Deterministic seeding
When the train: block specifies seed, the generated script calls _set_seed(seed) before training. This covers:
random.seed(seed)numpy.random.seed(seed)torch.manual_seed(seed)torch.cuda.manual_seed_all(seed)(when CUDA is available)
Adding deterministic = true additionally sets:
torch.use_deterministic_algorithms(True)
torch.backends.cudnn.deterministic = True
.kyn syntax:
train:
model = M
data = D
loss = mse
optimizer = adam(lr=0.001)
epochs = 20
seed = 42
deterministic = true
Without seed, the manifest records "seed": null and the run is not reproducible at the RNG level even if the config_hash matches.
kynml.lock
The lock file pins the config_hash of a .kyn spec so that spec drift is caught before a run. It is opt-in — the compile/train flows are unaffected unless you call the lock API explicitly.
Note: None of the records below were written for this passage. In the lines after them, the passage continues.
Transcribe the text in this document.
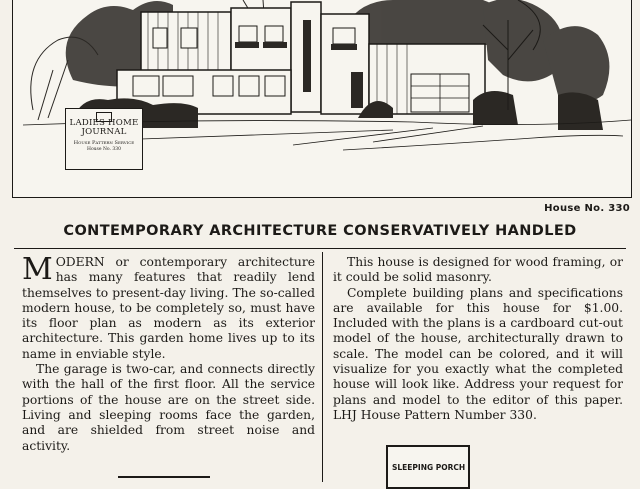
LADIES HOME
JOURNAL
House Pattern Service
House No. 330
House No. 330
CONTEMPORARY ARCHITECTURE CONSERVATIVELY HANDLED

MODERN or contemporary architecture has many features that readily lend themselves to present-day living. The so-called modern house, to be completely so, must have its floor plan as modern as its exterior architecture. This garden home lives up to its name in enviable style.

The garage is two-car, and connects directly with the hall of the first floor. All the service portions of the house are on the street side. Living and sleeping rooms face the garden, and are shielded from street noise and activity.

This house is designed for wood framing, or it could be solid masonry.

Complete building plans and specifications are available for this house for $1.00. Included with the plans is a cardboard cut-out model of the house, architecturally drawn to scale. The model can be colored, and it will visualize for you exactly what the completed house will look like. Address your request for plans and model to the editor of this paper. LHJ House Pattern Number 330.

SLEEPING PORCH
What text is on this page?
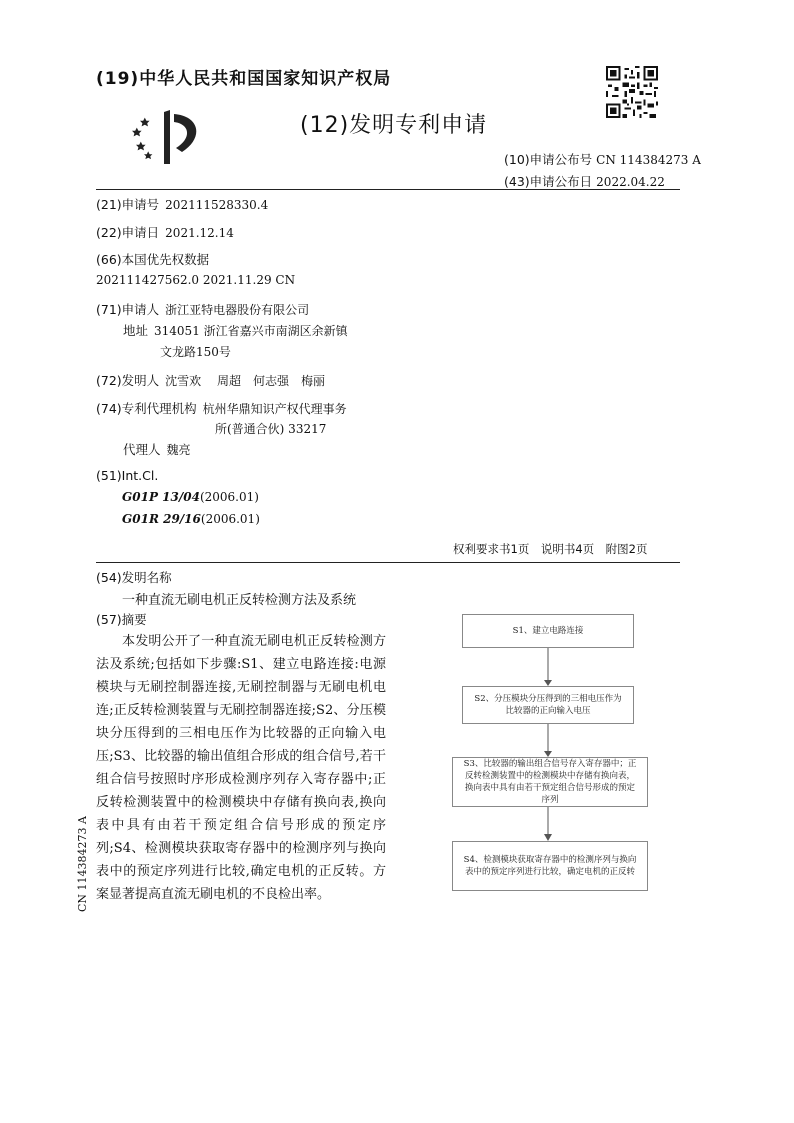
(19)中华人民共和国国家知识产权局
(12)发明专利申请
(10)申请公布号 CN 114384273 A
(43)申请公布日 2022.04.22
(21)申请号 202111528330.4
(22)申请日 2021.12.14
(66)本国优先权数据
202111427562.0 2021.11.29 CN
(71)申请人 浙江亚特电器股份有限公司
地址 314051 浙江省嘉兴市南湖区余新镇
文龙路150号
(72)发明人 沈雪欢　 周超　何志强　梅丽
(74)专利代理机构 杭州华鼎知识产权代理事务
所(普通合伙) 33217
代理人 魏亮
(51)Int.Cl.
G01P 13/04(2006.01)
G01R 29/16(2006.01)
权利要求书1页　说明书4页　附图2页
(54)发明名称
一种直流无刷电机正反转检测方法及系统
(57)摘要
本发明公开了一种直流无刷电机正反转检测方法及系统;包括如下步骤:S1、建立电路连接:电源模块与无刷控制器连接,无刷控制器与无刷电机电连;正反转检测装置与无刷控制器连接;S2、分压模块分压得到的三相电压作为比较器的正向输入电压;S3、比较器的输出值组合形成的组合信号,若干组合信号按照时序形成检测序列存入寄存器中;正反转检测装置中的检测模块中存储有换向表,换向表中具有由若干预定组合信号形成的预定序列;S4、检测模块获取寄存器中的检测序列与换向表中的预定序列进行比较,确定电机的正反转。方案显著提高直流无刷电机的不良检出率。
S1、建立电路连接
S2、分压模块分压得到的三相电压作为比较器的正向输入电压
S3、比较器的输出组合信号存入寄存器中；正反转检测装置中的检测模块中存储有换向表，换向表中具有由若干预定组合信号形成的预定序列
S4、检测模块获取寄存器中的检测序列与换向表中的预定序列进行比较，确定电机的正反转
CN 114384273 A
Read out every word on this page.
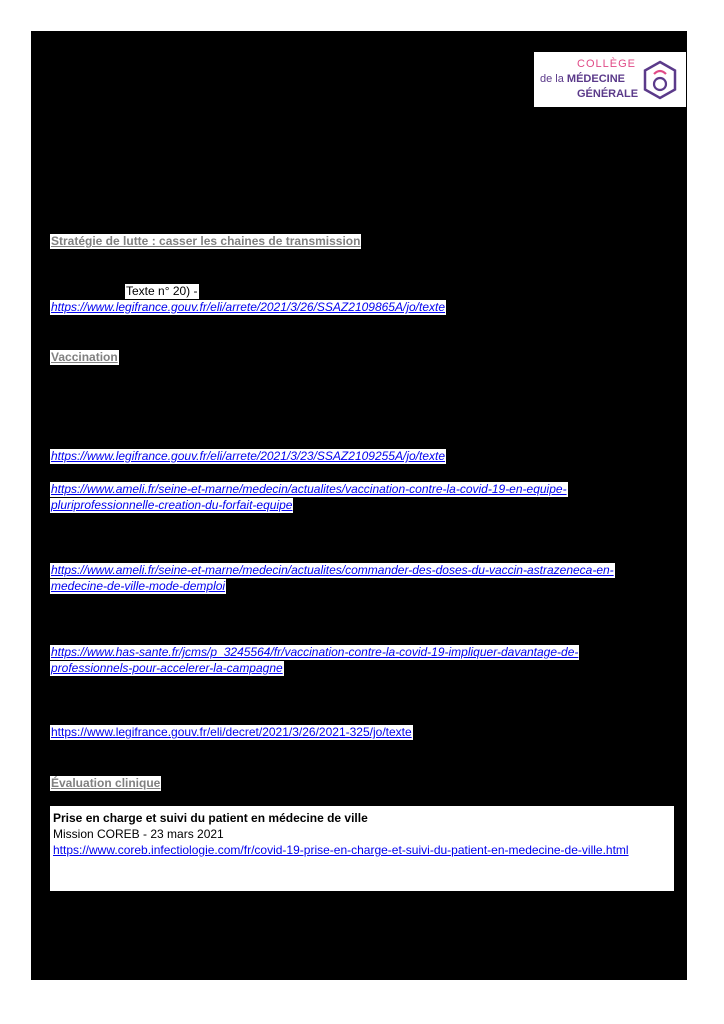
COLLÈGE
de la MÉDECINE
GÉNÉRALE
Stratégie de lutte : casser les chaines de transmission
Texte n° 20) -
https://www.legifrance.gouv.fr/eli/arrete/2021/3/26/SSAZ2109865A/jo/texte
Vaccination
https://www.legifrance.gouv.fr/eli/arrete/2021/3/23/SSAZ2109255A/jo/texte
https://www.ameli.fr/seine-et-marne/medecin/actualites/vaccination-contre-la-covid-19-en-equipe-
pluriprofessionnelle-creation-du-forfait-equipe
https://www.ameli.fr/seine-et-marne/medecin/actualites/commander-des-doses-du-vaccin-astrazeneca-en-
medecine-de-ville-mode-demploi
https://www.has-sante.fr/jcms/p_3245564/fr/vaccination-contre-la-covid-19-impliquer-davantage-de-
professionnels-pour-accelerer-la-campagne
https://www.legifrance.gouv.fr/eli/decret/2021/3/26/2021-325/jo/texte
Évaluation clinique
Prise en charge et suivi du patient en médecine de ville
Mission COREB - 23 mars 2021
https://www.coreb.infectiologie.com/fr/covid-19-prise-en-charge-et-suivi-du-patient-en-medecine-de-ville.html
Lock file format (kynml.lock)
{
"backend": "pytorch",
"config_hash": "a3f9d2...",
"kynml_version": "0.1.0",
"schema_version": "1",
"source_path": "specs/model.kyn"
}
Python API
from kynml.lock import create_lock, check_lock, LockMismatchError
source = open("specs/model.kyn").read()
# Create or overwrite the lock
create_lock(source, "kynml.lock", source_path="specs/model.kyn")
# Verify before training (raises LockMismatchError if the spec changed)
try:
check_lock(source, "kynml.lock")
except LockMismatchError as e:
print(e)
# Re-run create_lock or pass --check-lock to regenerate
LockMismatchError is a subclass of KynMLError, so the CLI catches it with the standard error handler.
check_lock raises FileNotFoundError if the lock file does not exist. create_lock creates parent directories as needed.
Sweep results
When using kynml sweep, the orchestrator aggregates each combo's run_manifest.json into sweep_results.json in the output directory. Each entry includes the combo dict, the script path, the exit code, and the full manifest. See CLI-Reference § sweep.